I could speak of the road, hidden away off the beaten track. Trees bent as if to conceal a secret. I could speak of the grey chipmunk that scurried across the way, unnoticed by the others. Of the laughter that silly poses can bring when the camera is still and waiting. I could speak of giggles and squeals and happy voices. I could speak yet again of all this and more.
We have so much of which to speak.
And yet, it’s those little moments of frustration that cause our vision to become unfocused. That cause us to lose perspective. And we forget how much we have. In a moment of worry or fear or anger or frustration or annoyance or despair or sorrow: we forget. We forget how much we really have.
I speak tonight of that which I am so very grateful: for those moments in my day wherein I can stop and listen to the heart. For moments when I can see the mistakes I have made and still find the clarity and wherewithal to mend my wrongs. I am thankful for the circumstances in my life which have smoothed out rough edges in my soul, like sand polishing a piece of sea glass. I am thankful that life is not perfect. That happiness is not the goal. And that contentment is not dependent on what I have or don’t have. I am grateful for the things in my life that make me stronger, wiser, and more intuitive to matters of the heart and soul.

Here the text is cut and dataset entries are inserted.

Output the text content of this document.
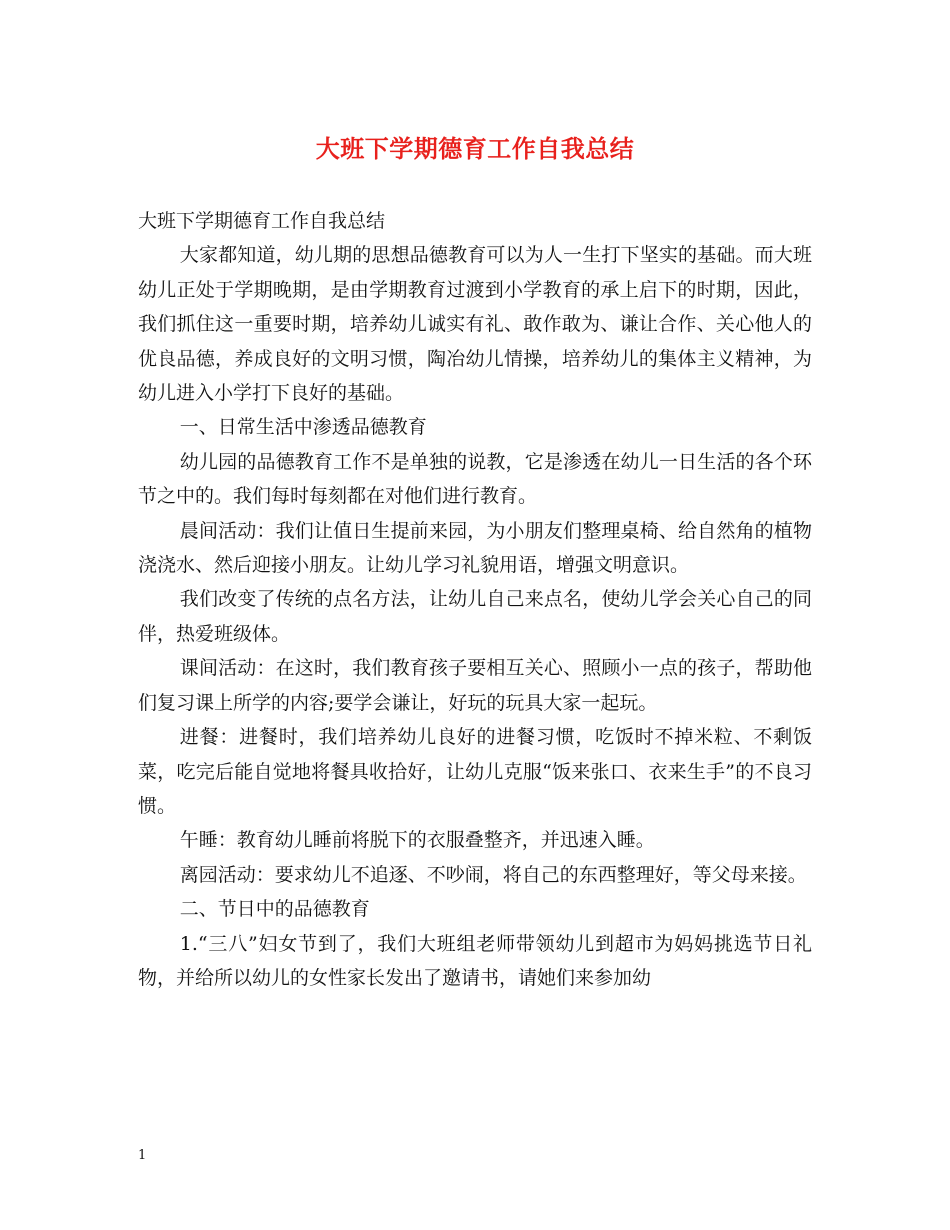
大班下学期德育工作自我总结

大班下学期德育工作自我总结

大家都知道，幼儿期的思想品德教育可以为人一生打下坚实的基础。而大班幼儿正处于学期晚期，是由学期教育过渡到小学教育的承上启下的时期，因此，我们抓住这一重要时期，培养幼儿诚实有礼、敢作敢为、谦让合作、关心他人的优良品德，养成良好的文明习惯，陶冶幼儿情操，培养幼儿的集体主义精神，为幼儿进入小学打下良好的基础。

一、日常生活中渗透品德教育

幼儿园的品德教育工作不是单独的说教，它是渗透在幼儿一日生活的各个环节之中的。我们每时每刻都在对他们进行教育。

晨间活动：我们让值日生提前来园，为小朋友们整理桌椅、给自然角的植物浇浇水、然后迎接小朋友。让幼儿学习礼貌用语，增强文明意识。

我们改变了传统的点名方法，让幼儿自己来点名，使幼儿学会关心自己的同伴，热爱班级体。

课间活动：在这时，我们教育孩子要相互关心、照顾小一点的孩子，帮助他们复习课上所学的内容;要学会谦让，好玩的玩具大家一起玩。

进餐：进餐时，我们培养幼儿良好的进餐习惯，吃饭时不掉米粒、不剩饭菜，吃完后能自觉地将餐具收拾好，让幼儿克服“饭来张口、衣来生手”的不良习惯。

午睡：教育幼儿睡前将脱下的衣服叠整齐，并迅速入睡。

离园活动：要求幼儿不追逐、不吵闹，将自己的东西整理好，等父母来接。

二、节日中的品德教育

1.“三八”妇女节到了，我们大班组老师带领幼儿到超市为妈妈挑选节日礼物，并给所以幼儿的女性家长发出了邀请书，请她们来参加幼

1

I am thankful for all those event and happenings and defining moments of my life that have shaped me to become the person I am today. I am grateful that my life is a story and that the Author of this story is not finished with it yet. I am beyond grateful that he is the Author of all stories told about grace and mercy and joy and compassion. All stories told about hope and love and renewal and contentment. I am grateful that He weaves in themes of beauty even in the presence of themes on pain and struggle and anguish and sorrow. He writes in joy, for joy always follows sorrow. Always follows darkness and night. Joy comes in the morning.
I am so very grateful for Hands that hold. I am grateful that I am not alone in the journey. I am grateful, so very grateful.
I could speak tonight of all that I’ve been given, for I have been given much. But instead I will offer just one word: thanks.
Thanks for giving me a story. I am so very grateful.
Luella Bredin says
Yes, it was lovely-only one sad spot-the missing son. These six lively ones are absolutely delightful-we are so blessed!